Having lit out for the chilliest reaches of space-time with 1972’s dense, dark and forbidding double-LP, Zeit, Tangerine Dream started working towards the reflective, trancelike ethereality which would characterise their mid-70s output with the recording of March 1973’s Atem – destined to be the last album they would deliver for Rolf-Ulrich Kaiser’s Ohr label. As a transitional undertaking, with hindsight, Atem was still by no means a smooth ride. The 20-minute title track is an intense, ritualistic accumulation of tribal tom-toms and imperious Mellotron, its second half subsiding to a barely audible rumble of ominous portent. ‘Fauni-Gena’, a tranquil if unaccountably disquieting interlude, positively drips with rainforest humidity, its mysterious birdsong accompanied solely by Froese’s desolate Mellotron; the concluding ‘Wahn’, meanwhile, accentuates the primordial elements of the title track by evidently reverting to savagery – a tumult of wordless whoops and shrieks, in unholy accord with violent thunderheads of percussion.

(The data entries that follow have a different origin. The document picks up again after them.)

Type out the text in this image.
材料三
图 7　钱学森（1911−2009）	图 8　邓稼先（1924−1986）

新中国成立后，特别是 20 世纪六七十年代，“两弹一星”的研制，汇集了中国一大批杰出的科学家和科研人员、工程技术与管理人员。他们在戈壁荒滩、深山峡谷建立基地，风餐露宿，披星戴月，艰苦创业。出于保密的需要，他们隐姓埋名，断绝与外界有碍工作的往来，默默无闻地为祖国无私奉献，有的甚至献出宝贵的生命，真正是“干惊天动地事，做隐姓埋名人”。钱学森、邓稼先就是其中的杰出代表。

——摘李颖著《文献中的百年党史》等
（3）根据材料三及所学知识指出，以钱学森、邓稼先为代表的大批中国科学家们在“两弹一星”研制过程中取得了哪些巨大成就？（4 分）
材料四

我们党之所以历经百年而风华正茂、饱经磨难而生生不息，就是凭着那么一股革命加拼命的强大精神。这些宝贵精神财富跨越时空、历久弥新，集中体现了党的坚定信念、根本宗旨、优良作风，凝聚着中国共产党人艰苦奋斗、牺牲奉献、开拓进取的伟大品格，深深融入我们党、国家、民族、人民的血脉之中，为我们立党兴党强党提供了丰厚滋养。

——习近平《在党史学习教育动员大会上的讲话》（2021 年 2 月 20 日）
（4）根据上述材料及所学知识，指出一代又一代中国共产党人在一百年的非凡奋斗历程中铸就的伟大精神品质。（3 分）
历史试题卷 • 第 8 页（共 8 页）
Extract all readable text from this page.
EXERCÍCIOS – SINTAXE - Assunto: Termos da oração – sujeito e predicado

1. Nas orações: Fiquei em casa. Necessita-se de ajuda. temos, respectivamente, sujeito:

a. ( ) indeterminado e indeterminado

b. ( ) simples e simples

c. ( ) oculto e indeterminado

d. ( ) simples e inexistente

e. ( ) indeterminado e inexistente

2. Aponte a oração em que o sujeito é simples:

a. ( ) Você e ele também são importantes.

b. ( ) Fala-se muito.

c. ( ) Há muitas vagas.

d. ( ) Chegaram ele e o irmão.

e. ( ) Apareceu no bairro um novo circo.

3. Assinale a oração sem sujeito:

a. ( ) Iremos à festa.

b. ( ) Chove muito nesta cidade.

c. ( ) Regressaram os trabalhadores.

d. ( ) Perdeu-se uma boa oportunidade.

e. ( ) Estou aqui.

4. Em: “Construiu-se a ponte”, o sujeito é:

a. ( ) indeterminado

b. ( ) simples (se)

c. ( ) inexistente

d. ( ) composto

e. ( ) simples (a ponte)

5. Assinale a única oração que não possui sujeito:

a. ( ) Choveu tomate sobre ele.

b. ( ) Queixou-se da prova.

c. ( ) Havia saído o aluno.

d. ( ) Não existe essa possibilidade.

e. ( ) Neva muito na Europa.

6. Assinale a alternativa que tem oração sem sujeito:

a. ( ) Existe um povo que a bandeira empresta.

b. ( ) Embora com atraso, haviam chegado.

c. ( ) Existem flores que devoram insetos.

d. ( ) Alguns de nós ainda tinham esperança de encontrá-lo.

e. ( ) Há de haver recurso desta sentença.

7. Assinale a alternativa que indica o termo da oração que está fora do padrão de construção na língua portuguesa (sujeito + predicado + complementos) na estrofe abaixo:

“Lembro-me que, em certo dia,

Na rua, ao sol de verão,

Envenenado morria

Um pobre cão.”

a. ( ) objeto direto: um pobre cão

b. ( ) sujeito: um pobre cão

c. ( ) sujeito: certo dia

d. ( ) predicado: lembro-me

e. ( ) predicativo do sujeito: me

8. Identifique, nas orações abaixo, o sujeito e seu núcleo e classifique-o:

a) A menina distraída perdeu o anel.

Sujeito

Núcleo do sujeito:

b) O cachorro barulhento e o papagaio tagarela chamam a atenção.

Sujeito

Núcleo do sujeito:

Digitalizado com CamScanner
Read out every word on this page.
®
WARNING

Gratifyingly, for such an uncompromising undertaking, Atem fared well, establishing a British following for Tangerine Dream after the ever-influential DJ John Peel named it his album of the year. This, in turn, piqued the interest of Virgin label boss Richard Branson, who signed Froese, Franke and Baumann to his imprint in September 1973, on the stairwell of Virgin’s Notting Hill store. The upshot of this was a Top 20 placing for 1974’s Phaedra, and a Top 10 placing for Rubycon in April 1975: not bad going for an outfit who had until recently been fending off airborne bags of preserve.